Ações governamentais
Com a divulgação do aumento da violência, a ministra da Mulher, Família e Direitos Humanos, Damares Alves, anunciou, na semana passada, que o governo vai lançar um aplicativo para denúncias de violações aos direitos humanos, no qual as mulheres vão poder fazer denúncias de agressões. No Legislativo, dois projetos apresentados também abordam o tema. Um é o 1.319/2020, de autoria do deputado Delegado Antônio Furtado (PSL), que prevê que as penas aplicáveis aos crimes de violência doméstica sejam dobradas enquanto durar o estado de calamidade pública.
Já o projeto 1.368/2020, de autoria da deputada Maria do Rosário (PT), propõe, além de aplicativo, um plantão telefônico local para receber denúncias. Pela proposta, também poderá ser estabelecido convênio para que o Disque 180, número nacional, repasse denúncias urgentes às redes de atendimento local, que incluem delegacia especializada e conselho tutelar. O texto estabelece que, para casos de estupro e feminicídio, deve ser mantido o atendimento presencial. Além disso, prevê que as medidas protetivas determinadas pela Justiça, como de afastamento do agressor, sejam prorrogadas enquanto durar a emergência de saúde pública.
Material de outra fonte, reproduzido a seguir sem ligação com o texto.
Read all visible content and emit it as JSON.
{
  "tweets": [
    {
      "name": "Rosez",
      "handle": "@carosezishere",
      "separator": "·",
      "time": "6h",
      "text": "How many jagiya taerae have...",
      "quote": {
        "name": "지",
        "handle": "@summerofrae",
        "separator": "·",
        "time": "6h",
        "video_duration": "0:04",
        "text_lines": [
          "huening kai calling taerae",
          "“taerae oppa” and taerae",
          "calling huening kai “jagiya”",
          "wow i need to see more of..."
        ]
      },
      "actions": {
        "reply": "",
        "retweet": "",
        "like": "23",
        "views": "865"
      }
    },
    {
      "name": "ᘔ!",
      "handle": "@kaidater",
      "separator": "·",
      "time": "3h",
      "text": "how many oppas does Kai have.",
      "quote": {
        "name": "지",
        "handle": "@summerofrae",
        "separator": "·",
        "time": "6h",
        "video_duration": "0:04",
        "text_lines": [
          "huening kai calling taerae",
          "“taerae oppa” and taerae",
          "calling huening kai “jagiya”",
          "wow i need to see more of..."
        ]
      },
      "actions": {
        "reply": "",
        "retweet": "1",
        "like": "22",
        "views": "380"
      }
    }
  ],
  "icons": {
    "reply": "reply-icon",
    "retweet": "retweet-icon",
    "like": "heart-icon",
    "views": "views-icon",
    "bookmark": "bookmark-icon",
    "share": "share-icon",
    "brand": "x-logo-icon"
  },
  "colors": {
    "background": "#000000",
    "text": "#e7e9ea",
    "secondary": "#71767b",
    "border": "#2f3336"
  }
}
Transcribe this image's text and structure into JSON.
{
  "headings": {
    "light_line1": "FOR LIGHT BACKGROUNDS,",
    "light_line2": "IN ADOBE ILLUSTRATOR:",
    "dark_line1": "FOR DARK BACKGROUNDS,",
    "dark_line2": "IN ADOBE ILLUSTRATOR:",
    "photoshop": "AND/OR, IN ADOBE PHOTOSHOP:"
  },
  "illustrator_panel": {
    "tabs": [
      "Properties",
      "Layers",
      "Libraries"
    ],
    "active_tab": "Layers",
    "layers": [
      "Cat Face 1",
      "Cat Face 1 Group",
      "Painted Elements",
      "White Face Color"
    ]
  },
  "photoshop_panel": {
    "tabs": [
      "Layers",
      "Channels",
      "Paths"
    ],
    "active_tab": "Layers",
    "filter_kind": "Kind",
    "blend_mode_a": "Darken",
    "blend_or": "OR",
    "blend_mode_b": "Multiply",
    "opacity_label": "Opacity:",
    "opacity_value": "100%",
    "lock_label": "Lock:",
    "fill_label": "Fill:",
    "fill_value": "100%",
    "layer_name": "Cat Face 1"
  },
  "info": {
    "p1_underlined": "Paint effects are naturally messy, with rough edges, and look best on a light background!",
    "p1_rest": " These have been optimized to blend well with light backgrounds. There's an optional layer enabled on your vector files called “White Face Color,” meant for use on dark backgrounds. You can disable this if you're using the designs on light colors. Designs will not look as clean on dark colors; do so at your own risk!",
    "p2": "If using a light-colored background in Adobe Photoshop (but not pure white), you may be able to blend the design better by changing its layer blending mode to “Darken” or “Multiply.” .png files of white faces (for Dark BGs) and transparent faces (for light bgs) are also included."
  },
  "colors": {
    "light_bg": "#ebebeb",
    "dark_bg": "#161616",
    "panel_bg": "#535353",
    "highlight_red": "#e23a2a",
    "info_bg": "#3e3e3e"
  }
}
Na avaliação de Marlise Matos, todas essas medidas, embora não resolvam o problema, são necessárias e “muito bem-vindas” neste momento, pois demonstram, para a mulher que é vítima de violência, que ela não está desamparada. “É importante que essas mulheres percebam que há alguém fazendo algo por elas e que os agressores se sintam intimidados. É importante que projetos dessa natureza prosperem para que essa mulher se sinta minimamente protegida e acolhida neste momento”, analisou.
Redes de apoio
Essas medidas que partem do Executivo e do Legislativo, no entanto, são insuficientes, de acordo com a professora, embora sejam as possíveis neste momento. Marlise Matos destacou a importância da criação de uma rede de apoio, que esteja ciente da condição de risco da mulher que é vítima de violência. “Mesmo que ele não esteja vivenciando algum tipo de violência neste momento, é importante ter pessoas que possam socorrê-la em emergências”, explicou.
Na entrevista, Marlise Matos citou algumas medidas que a mulher pode adotar, neste momento, além de avisar parentes, amigos e vizinhos que está em situação de vulnerabilidade. Uma delas é preparar um cômodo da casa no qual possa se trancar e ter acesso a um telefone, para pedir ajuda; outra é esconder objetos que possam ser utilizados pelo agressor em momento de descontrole, como facas, tesouras e outros objetos cortantes.
"Infelizmente estamos falando de medidas absolutamente urgentes e emergenciais para situações que são limite. Não é um alarmismo desnecessário", destacou a professora.
Em casos de violência contra a mulher, qualquer pessoa pode e deve denunciar. Além dos números nacionais (100 e 180), também é possível fazer a denúncia, de forma anônima, pelo 190, da Polícia Militar.